Sunday, 30 March 2025

Tactical Breach Wizards

Years ago, freelance tactical wizard Zan had to make a hard choice between saving a civilian and saving his team-mate. The choice has haunted him ever since. When his former colleagues resurface, now working for a ruthless paramilitary organisation subverting several nations for their own ends, Zan teams up with private investigator Jen to find out what's going on and stop them. Along the way, they accumulate a number of allies and have to tackle a powerful, insidious enemy and her capable henchman...and also the totally non-feared Traffic Warlock, Steve Clark. Screw that guy.


Before we continue, a moment of thanks for Tactical Breach Wizards, one of the best video game titles of all time. This is a video game about wizards, who like to breach things. Tactically. Short. To the point. Succinct. Violent.

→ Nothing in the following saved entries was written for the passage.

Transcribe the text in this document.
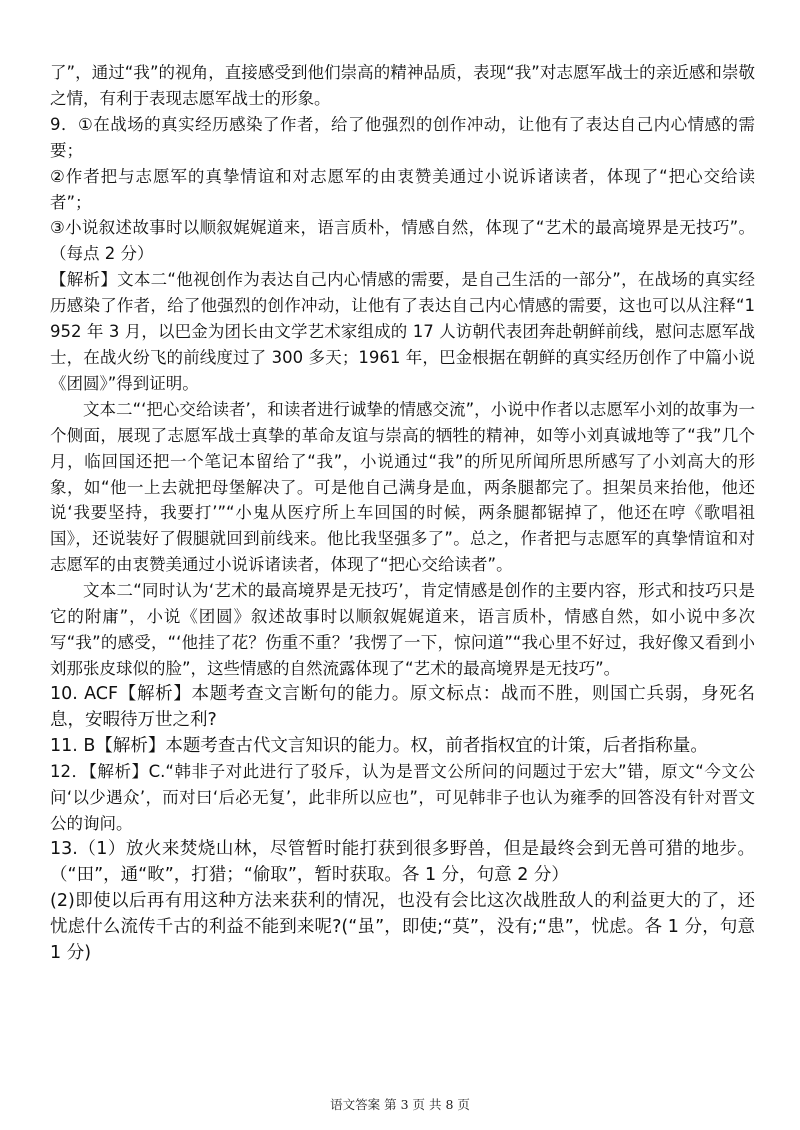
了”，通过“我”的视角，直接感受到他们崇高的精神品质，表现“我”对志愿军战士的亲近感和崇敬之情，有利于表现志愿军战士的形象。

9．①在战场的真实经历感染了作者，给了他强烈的创作冲动，让他有了表达自己内心情感的需要；

②作者把与志愿军的真挚情谊和对志愿军的由衷赞美通过小说诉诸读者，体现了“把心交给读者”；

③小说叙述故事时以顺叙娓娓道来，语言质朴，情感自然，体现了“艺术的最高境界是无技巧”。（每点 2 分）

【解析】文本二“他视创作为表达自己内心情感的需要，是自己生活的一部分”，在战场的真实经历感染了作者，给了他强烈的创作冲动，让他有了表达自己内心情感的需要，这也可以从注释“1952 年 3 月，以巴金为团长由文学艺术家组成的 17 人访朝代表团奔赴朝鲜前线，慰问志愿军战士，在战火纷飞的前线度过了 300 多天；1961 年，巴金根据在朝鲜的真实经历创作了中篇小说《团圆》”得到证明。

文本二“‘把心交给读者’，和读者进行诚挚的情感交流”，小说中作者以志愿军小刘的故事为一个侧面，展现了志愿军战士真挚的革命友谊与崇高的牺牲的精神，如等小刘真诚地等了“我”几个月，临回国还把一个笔记本留给了“我”，小说通过“我”的所见所闻所思所感写了小刘高大的形象，如“他一上去就把母堡解决了。可是他自己满身是血，两条腿都完了。担架员来抬他，他还说‘我要坚持，我要打’”“小鬼从医疗所上车回国的时候，两条腿都锯掉了，他还在哼《歌唱祖国》，还说装好了假腿就回到前线来。他比我坚强多了”。总之，作者把与志愿军的真挚情谊和对志愿军的由衷赞美通过小说诉诸读者，体现了“把心交给读者”。

文本二“同时认为‘艺术的最高境界是无技巧’，肯定情感是创作的主要内容，形式和技巧只是它的附庸”，小说《团圆》叙述故事时以顺叙娓娓道来，语言质朴，情感自然，如小说中多次写“我”的感受，“‘他挂了花？伤重不重？’我愣了一下，惊问道”“我心里不好过，我好像又看到小刘那张皮球似的脸”，这些情感的自然流露体现了“艺术的最高境界是无技巧”。

10. ACF【解析】本题考查文言断句的能力。原文标点：战而不胜，则国亡兵弱，身死名息，安暇待万世之利?

11. B【解析】本题考查古代文言知识的能力。权，前者指权宜的计策，后者指称量。

12．【解析】C.“韩非子对此进行了驳斥，认为是晋文公所问的问题过于宏大”错，原文“今文公问‘以少遇众’，而对曰‘后必无复’，此非所以应也”，可见韩非子也认为雍季的回答没有针对晋文公的询问。

13.（1）放火来焚烧山林，尽管暂时能打获到很多野兽，但是最终会到无兽可猎的地步。（“田”，通“畋”，打猎；“偷取”，暂时获取。各 1 分，句意 2 分）

(2)即使以后再有用这种方法来获利的情况，也没有会比这次战胜敌人的利益更大的了，还忧虑什么流传千古的利益不能到来呢?(“虽”，即使;“莫”，没有;“患”，忧虑。各 1 分，句意 1 分)

语文答案 第 3 页 共 8 页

It sums up the game quite well.

Tactical Breach Wizards looks a bit like an XCOM clone, with its isometric (but fully 3D, pannable, zoomable, tiltable etc) view, grid of squares, the ability to take cover, set up intricate special moves, unleash standard shots, use once-per-mission special skills and combos etc. We've been here before, many times, but rarely with as much panache.


It helps that this is one of the best-written examples of the genre, with a script that mixes dry humour with wry observations on the absurdity of what's going on without quite crossing the line into Marvel "did that just happen?" quip-humour (it gets tight a few times, but the game mostly avoids it). Instead, it feels a bit more Douglas Adams, which isn't a bad place to be. The game deploys a cast of five playable characters who are all various shades of messed-up, and the game develops their personalities and backgrounds through their in-mission abilities and solo training missions which delve into their psyches at the same time they are delving their fists, bullets and spells into enemy skulls. It's a very time-efficient process of deepening the characters, getting the player more acquainted with their abilities and just blowing stuff up. And throwing people through windows. A lot.

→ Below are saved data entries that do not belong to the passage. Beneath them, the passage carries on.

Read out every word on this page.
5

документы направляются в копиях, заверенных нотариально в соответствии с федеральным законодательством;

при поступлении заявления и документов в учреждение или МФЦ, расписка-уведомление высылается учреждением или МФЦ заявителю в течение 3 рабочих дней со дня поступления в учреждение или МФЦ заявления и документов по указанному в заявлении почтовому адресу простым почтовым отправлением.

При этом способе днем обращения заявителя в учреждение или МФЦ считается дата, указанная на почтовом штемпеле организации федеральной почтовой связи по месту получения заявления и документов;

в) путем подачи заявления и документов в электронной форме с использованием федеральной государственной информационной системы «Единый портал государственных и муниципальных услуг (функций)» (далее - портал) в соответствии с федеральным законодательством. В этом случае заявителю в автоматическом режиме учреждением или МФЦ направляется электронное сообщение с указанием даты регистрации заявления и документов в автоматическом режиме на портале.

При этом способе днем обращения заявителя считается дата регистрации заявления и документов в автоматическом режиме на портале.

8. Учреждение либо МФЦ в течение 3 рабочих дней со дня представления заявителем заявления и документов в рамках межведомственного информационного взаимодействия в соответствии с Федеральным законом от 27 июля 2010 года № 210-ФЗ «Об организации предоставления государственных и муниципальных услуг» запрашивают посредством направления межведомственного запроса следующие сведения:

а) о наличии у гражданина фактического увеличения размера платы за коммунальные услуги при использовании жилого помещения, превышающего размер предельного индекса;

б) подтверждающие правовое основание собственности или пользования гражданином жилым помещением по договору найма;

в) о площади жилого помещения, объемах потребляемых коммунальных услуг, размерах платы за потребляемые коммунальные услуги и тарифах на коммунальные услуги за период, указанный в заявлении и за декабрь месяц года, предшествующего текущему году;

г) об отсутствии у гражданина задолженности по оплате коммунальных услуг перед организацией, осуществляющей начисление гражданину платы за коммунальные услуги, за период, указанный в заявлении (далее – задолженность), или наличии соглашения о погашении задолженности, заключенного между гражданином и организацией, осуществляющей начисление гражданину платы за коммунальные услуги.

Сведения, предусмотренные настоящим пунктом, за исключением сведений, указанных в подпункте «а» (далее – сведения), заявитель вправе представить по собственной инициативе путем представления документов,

The worldbuilding is also exceptional, being basically a modern world with magic, but the story is a good exploration of how that would work, and why anybody would choose to direct traffic as a job when they can bend reality to their will. I'd like to see more of this world.

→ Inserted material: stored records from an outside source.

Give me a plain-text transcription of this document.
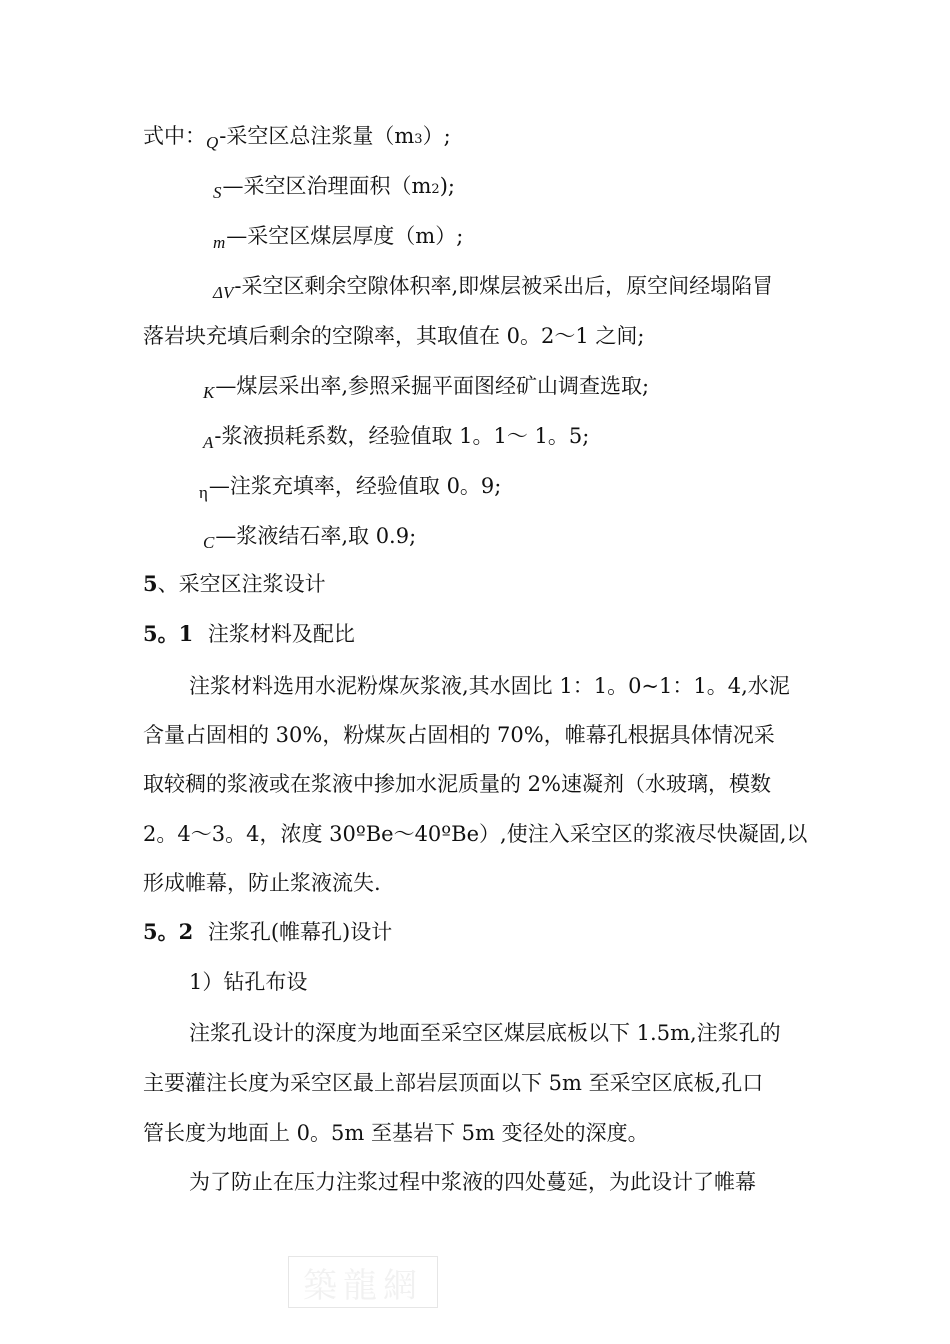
式中：$_Q$-采空区总注浆量（m3）;
$_S$—采空区治理面积（m2);
$_m$—采空区煤层厚度（m）;
$_{\Delta V}$-采空区剩余空隙体积率,即煤层被采出后，原空间经塌陷冒
落岩块充填后剩余的空隙率，其取值在 0。2～1 之间;
$_K$—煤层采出率,参照采掘平面图经矿山调查选取;
$_A$-浆液损耗系数，经验值取 1。1～ 1。5;
$_\eta$—注浆充填率，经验值取 0。9;
$_C$—浆液结石率,取 0.9;
5、采空区注浆设计
5。1 注浆材料及配比
注浆材料选用水泥粉煤灰浆液,其水固比 1：1。0~1：1。4,水泥
含量占固相的 30%，粉煤灰占固相的 70%，帷幕孔根据具体情况采
取较稠的浆液或在浆液中掺加水泥质量的 2%速凝剂（水玻璃，模数
2。4～3。4，浓度 30ºBe～40ºBe）,使注入采空区的浆液尽快凝固,以
形成帷幕，防止浆液流失.
5。2 注浆孔(帷幕孔)设计
1）钻孔布设
注浆孔设计的深度为地面至采空区煤层底板以下 1.5m,注浆孔的
主要灌注长度为采空区最上部岩层顶面以下 5m 至采空区底板,孔口
管长度为地面上 0。5m 至基岩下 5m 变径处的深度。
为了防止在压力注浆过程中浆液的四处蔓延，为此设计了帷幕
築龍網
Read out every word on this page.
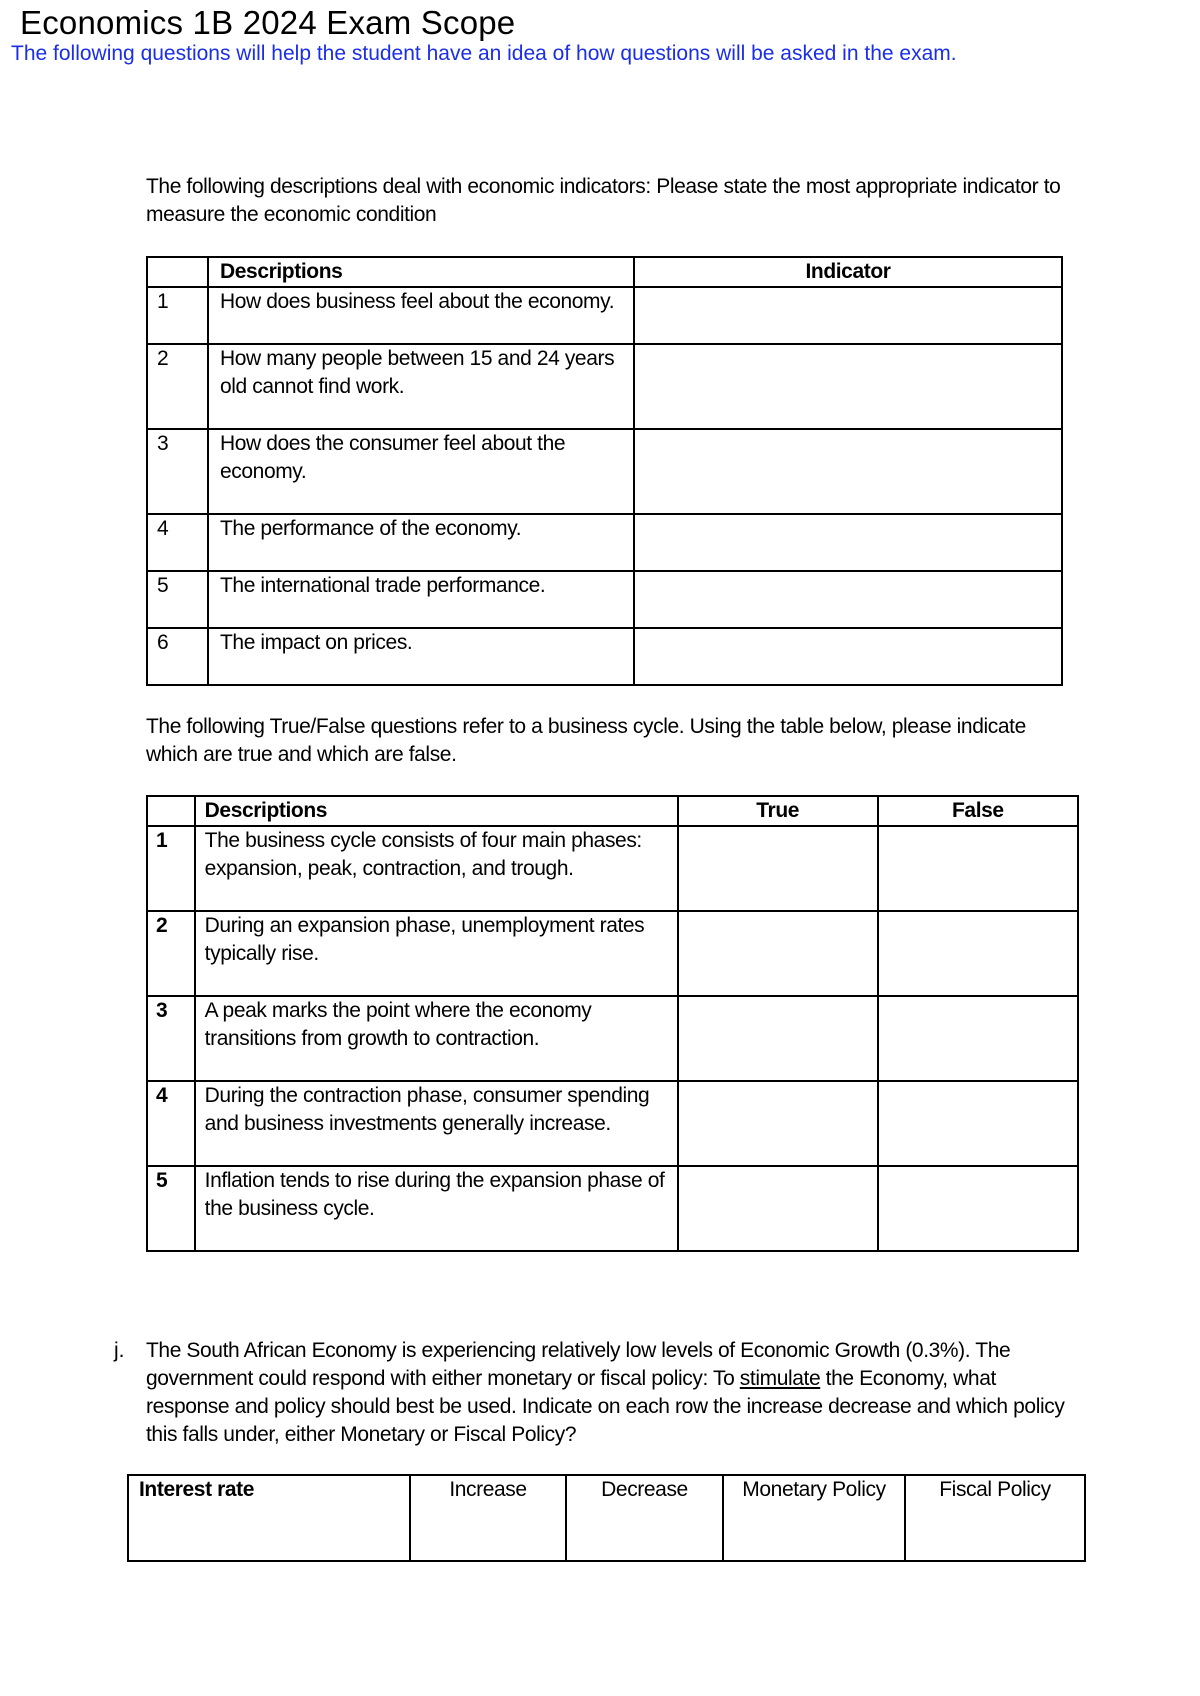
Economics 1B 2024 Exam Scope

The following questions will help the student have an idea of how questions will be asked in the exam.

The following descriptions deal with economic indicators: Please state the most appropriate indicator to
measure the economic condition
	Descriptions	Indicator
1	How does business feel about the economy.	

2	How many people between 15 and 24 years
old cannot find work.	

3	How does the consumer feel about the
economy.	

4	The performance of the economy.	

5	The international trade performance.	

6	The impact on prices.	

The following True/False questions refer to a business cycle. Using the table below, please indicate
which are true and which are false.
	Descriptions	True	False
1	The business cycle consists of four main phases:
expansion, peak, contraction, and trough.		

2	During an expansion phase, unemployment rates
typically rise.		

3	A peak marks the point where the economy
transitions from growth to contraction.		

4	During the contraction phase, consumer spending
and business investments generally increase.		

5	Inflation tends to rise during the expansion phase of
the business cycle.		

j. The South African Economy is experiencing relatively low levels of Economic Growth (0.3%). The
government could respond with either monetary or fiscal policy: To stimulate the Economy, what
response and policy should best be used. Indicate on each row the increase decrease and which policy
this falls under, either Monetary or Fiscal Policy?
Interest rate	Increase	Decrease	Monetary Policy	Fiscal Policy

The early game does suffer a little from you having access to only a tiny number of abilities, so the early missions tend to have very optimal ways of playing them and anything else will either cause you to fail or take a lot of damage in the process of winning. This is something I dislike about tactical combat games - the subgroup that pretends to be tactical combat but actually are just puzzle games with a single way of completing them - but Tactical Breach Wizards only spends a brief amount of time in this space. As more characters join the team and more abilities unlock, your options for completing each mission increase almost exponentially (and certainly chaotically), with huge amounts of fun to be had on working out how to combine Banks' portals with Rion's werewolf bites and Dall's rugby-style tackles to maximum mayhem.

The minimalist graphical style is extremely characterful and works well, whilst also meaning the game will work on a potato (seriously, this thing could have come out before the turn of last century and still played as well). The lack of spoken dialogue may be a barrier for some, given there's a lot of it, but it's at least frugally effective, and allowed the writers to tweak dialogue right up to release. The game also has good pacing, taking 15 hours or less to put away the main campaign storyline, but mastering the various optional challenge levels, optional side-missions and the bonus objectives within the main missions will take significantly longer.


Tactical Breach Wizards (****½) does what it says on the tin. Play wizards blasting people through windows, with much better writing and worldbuilding than you'd expect. The game is available now on PC.